Perbedaan world-view ini merupakan perbedaan yang tidak pernah tuntas di dunia akademik. Perbedaan itu dikenal dengan Nature vs Nurture. STIFIn FingerPrint penganut Nature, sedangkan Prof Sarlito penganut Nurture.
Perbedaan tersebut selaras dengan perbedaan: 1. Barat menganut Teori Evolusi Darwin bahwa manusia berasal dari monyet, sedangkan agamawan menganut teori eksistensi bahwa manusia pertama adalah Adam, juga selaras dengan 2. Stephen Hawking (fisikawan Barat) menganggap surga cuma dongeng, sedangkan agamawan meyakini keberadaan surga. World-view Barat seperti Darwin dan Hawking tersebut selaras dengan world view Behaviorism-nya Prof Sarlito. Kalau menggunakan bahasa gaulnya, “jangan bawa-bawa Tuhan deh dalam pembahasan ilmiah”. Itulah world-view mereka.

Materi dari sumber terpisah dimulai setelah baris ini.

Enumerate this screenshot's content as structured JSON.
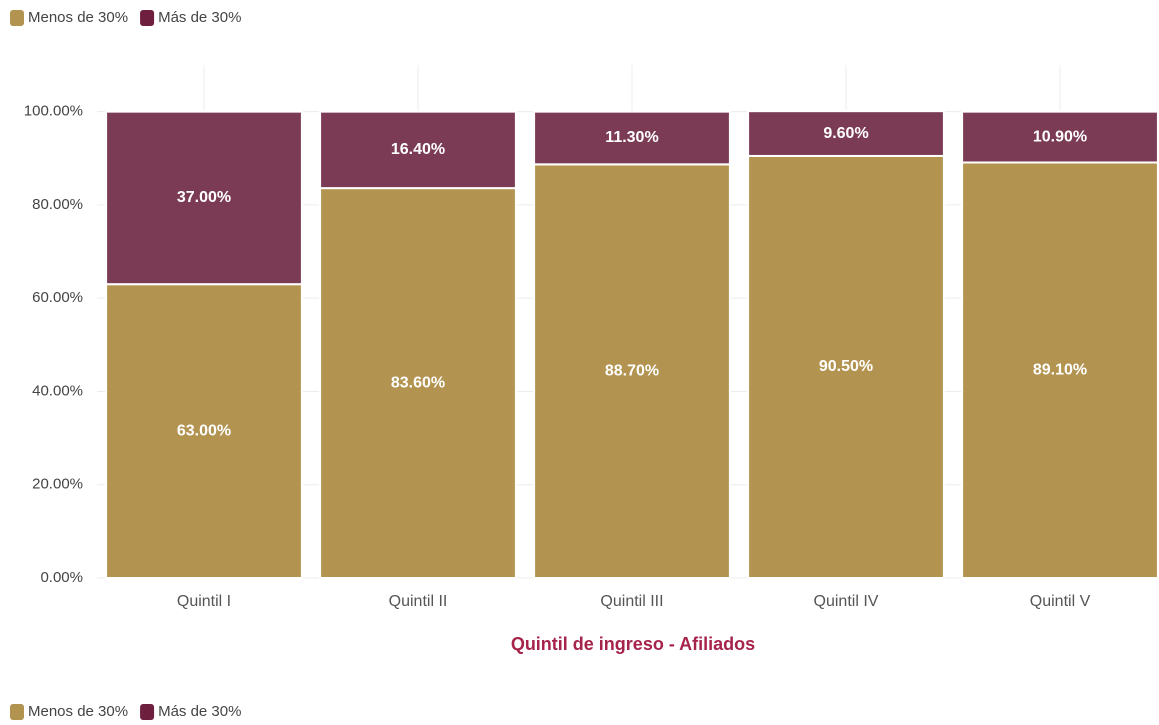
{
  "chart_data": {
    "type": "stacked_bar",
    "categories": [
      "Quintil I",
      "Quintil II",
      "Quintil III",
      "Quintil IV",
      "Quintil V"
    ],
    "series": [
      {
        "name": "Menos de 30%",
        "color": "#b39350",
        "values": [
          63.0,
          83.6,
          88.7,
          90.5,
          89.1
        ],
        "value_labels": [
          "63.00%",
          "83.60%",
          "88.70%",
          "90.50%",
          "89.10%"
        ]
      },
      {
        "name": "Más de 30%",
        "color": "#7b3b55",
        "values": [
          37.0,
          16.4,
          11.3,
          9.6,
          10.9
        ],
        "value_labels": [
          "37.00%",
          "16.40%",
          "11.30%",
          "9.60%",
          "10.90%"
        ]
      }
    ],
    "x_label": "Quintil de ingreso - Afiliados",
    "ylim": [
      0,
      110
    ],
    "yticks": [
      {
        "value": 0,
        "label": "0.00%"
      },
      {
        "value": 20,
        "label": "20.00%"
      },
      {
        "value": 40,
        "label": "40.00%"
      },
      {
        "value": 60,
        "label": "60.00%"
      },
      {
        "value": 80,
        "label": "80.00%"
      },
      {
        "value": 100,
        "label": "100.00%"
      }
    ],
    "grid": true
  }
}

Secara sederhananya, saya meyakini adanya sibghah (celupan) Allah dalam diri manusia melalui kesengajaan Allah menjadikan manusia keturunan Adam. Selain itu ada kesengajaan Allah memberikan genetik yang unik pada setiap manusia. Konsep ini yang menjadi aliran Nature (ada campur tangan Allah dalam cetakan genetik manusia) sebagaimana yang saya anut, bahwa setiap manusia punya jalan sendiri-sendiri sesuai dengan genetiknya. Sedangkan aliran Nurture-nya Prof Sarlito akan mengatakan bahwa sepenuhnya manusia dapat dibentuk menjadi apapun, sepanjang bisa mengawal penggemblengan (menciptakan lingkungan sesuai keperluannya). Menurutnya manusia dibentuk oleh pengalaman hidupnya. Jika mempelajari manusia pelajarilah pengalamannya.

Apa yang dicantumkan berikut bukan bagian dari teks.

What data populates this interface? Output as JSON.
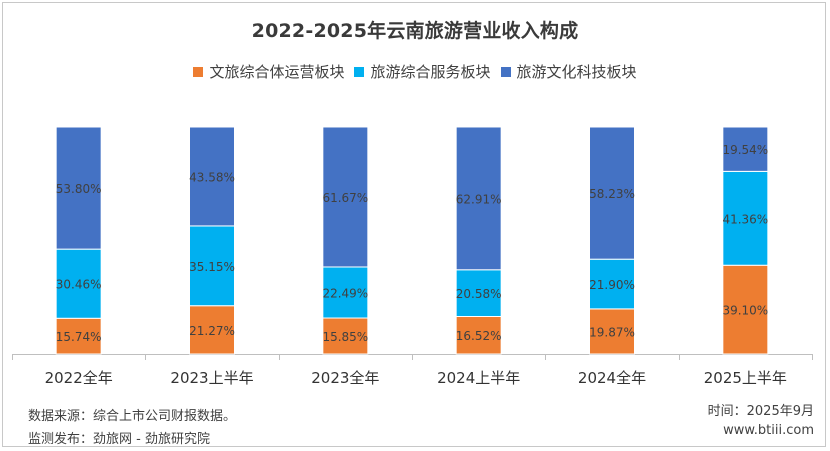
{
  "chart_data": {
    "type": "bar",
    "stacked": true,
    "title": "2022-2025年云南旅游营业收入构成",
    "categories": [
      "2022全年",
      "2023上半年",
      "2023全年",
      "2024上半年",
      "2024全年",
      "2025上半年"
    ],
    "series": [
      {
        "name": "文旅综合体运营板块",
        "color": "#ed7d31",
        "values": [
          15.74,
          21.27,
          15.85,
          16.52,
          19.87,
          39.1
        ],
        "labels": [
          "15.74%",
          "21.27%",
          "15.85%",
          "16.52%",
          "19.87%",
          "39.10%"
        ]
      },
      {
        "name": "旅游综合服务板块",
        "color": "#00b0f0",
        "values": [
          30.46,
          35.15,
          22.49,
          20.58,
          21.9,
          41.36
        ],
        "labels": [
          "30.46%",
          "35.15%",
          "22.49%",
          "20.58%",
          "21.90%",
          "41.36%"
        ]
      },
      {
        "name": "旅游文化科技板块",
        "color": "#4472c4",
        "values": [
          53.8,
          43.58,
          61.67,
          62.91,
          58.23,
          19.54
        ],
        "labels": [
          "53.80%",
          "43.58%",
          "61.67%",
          "62.91%",
          "58.23%",
          "19.54%"
        ]
      }
    ],
    "ylim": [
      0,
      100
    ],
    "grid": false,
    "legend_position": "top"
  },
  "footer": {
    "source": "数据来源：综合上市公司财报数据。",
    "publisher": "监测发布：劲旅网 - 劲旅研究院",
    "time": "时间：2025年9月",
    "website": "www.btiii.com"
  }
}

Pandangan saya sebagaimana yang saya ungkapkan dalam banyak kesempatan bahwa yang 20% Genetik itulah yang aktif mencari 80% Lingkungan sehingga 100% Fenotip itu banyak dikontribusi oleh 20% Genetik. Memang betul tidak selalu 80% Lingkungan itu berhasil dicapai sepenuhnya sesuai dengan 20% Genetik, tetapi tesis besarnya adalah –sadar atau tidak sadar—kebebasan berkehendak pada manusia akan mencetuskan keinginan mencari lingkungan yang sesuai dengan dirinya, yaitu yang sesuai dengan 20% Genetik tadi. Setiap manusia mencari lingkungan yang ‘gua banget’ bagi dirinya.

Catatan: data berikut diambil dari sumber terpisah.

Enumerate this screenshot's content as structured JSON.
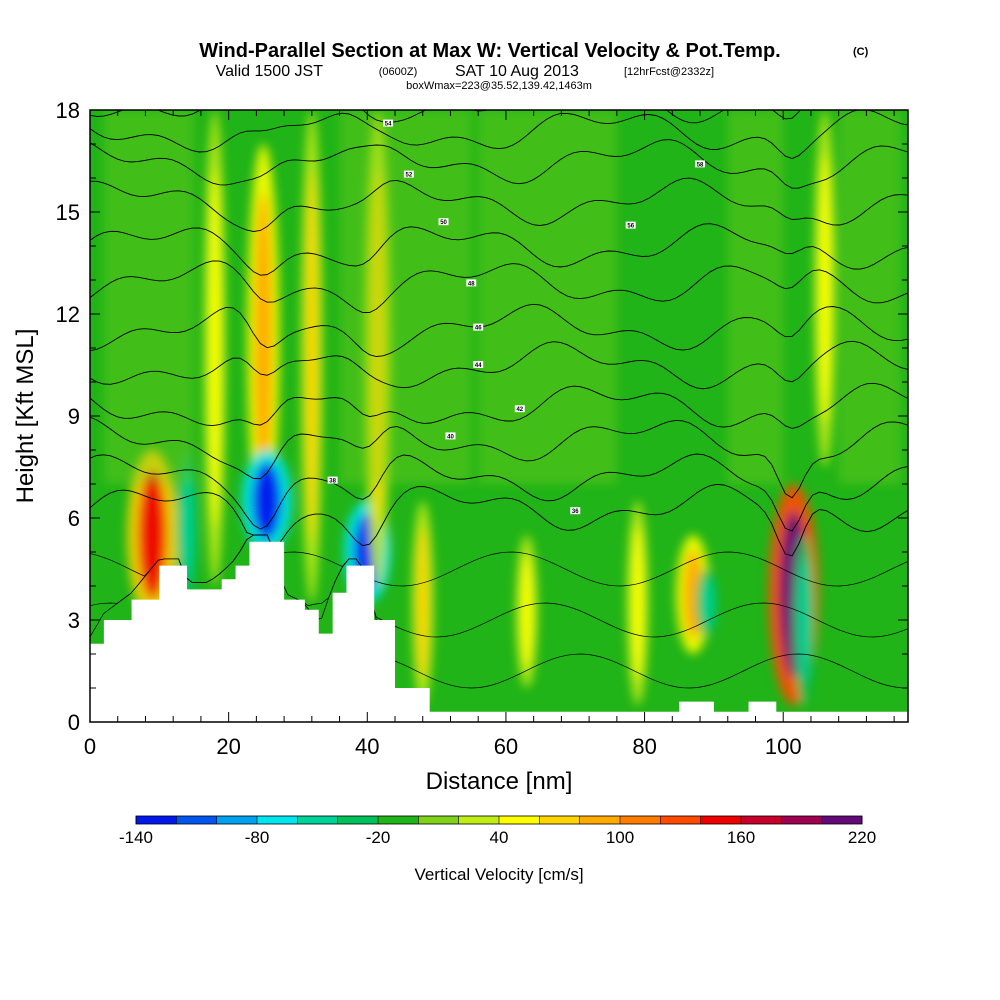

Tentang hal ini, Rhenald Khasali (sesama dosen UI dengan Prof Sarlito namun berbeda pandangan juga dengan Prof Sarlito) menyebutnya sebagai genetika perilaku. “Para ahli genetika mulai masuk ke cabang baru dari genetika biologi, yakni genetika perilaku (behavioral genetics), karena berdasar sejumlah penelitian mutakhir terungkap adanya pengaruh genetika terhadap perilaku perubahan “, Rhenald Khasali (2010).
Sejarah Finger Print
Sidik jari adalah ciri permanen yang genetik dan tidak berubah sepanjang umur manusia. William Jenings dari Franklin Institute Philadelpia, mengambil sidik jarinya sendiri pada umur 27 tahun (1887) kemudian membandingkan dengan sidik jari setelah umur 77 tahun ternyata tidak terjadi perubahan.
Sidik jari seseorang memiliki hubungan dengan kode genetik dari sel otak dan potensi intelegensi seseorang. Penelitian ini telah dimulai sejak lebih 200 tahun yang lalu, diawali oleh Govard Bidloo (1865), J.C.A Mayer (1788), John E Purkinje (1823), Dr. Henry Faulds (1880), Francis Galton (1892), Harris Hawthorne Wilder (1897), Inez Whipple (1904), Kristine Bonnevie (1923), Harold Cummins (1926), Noel Jaquin (1958), Beryl Hutchinson (1967), dan kemudian oleh Baverly C Jaegers (1974) yang menyimpulkan bahwa sidik jari dapat mencerminkan karakteristik dan aspek psikologis seseorang.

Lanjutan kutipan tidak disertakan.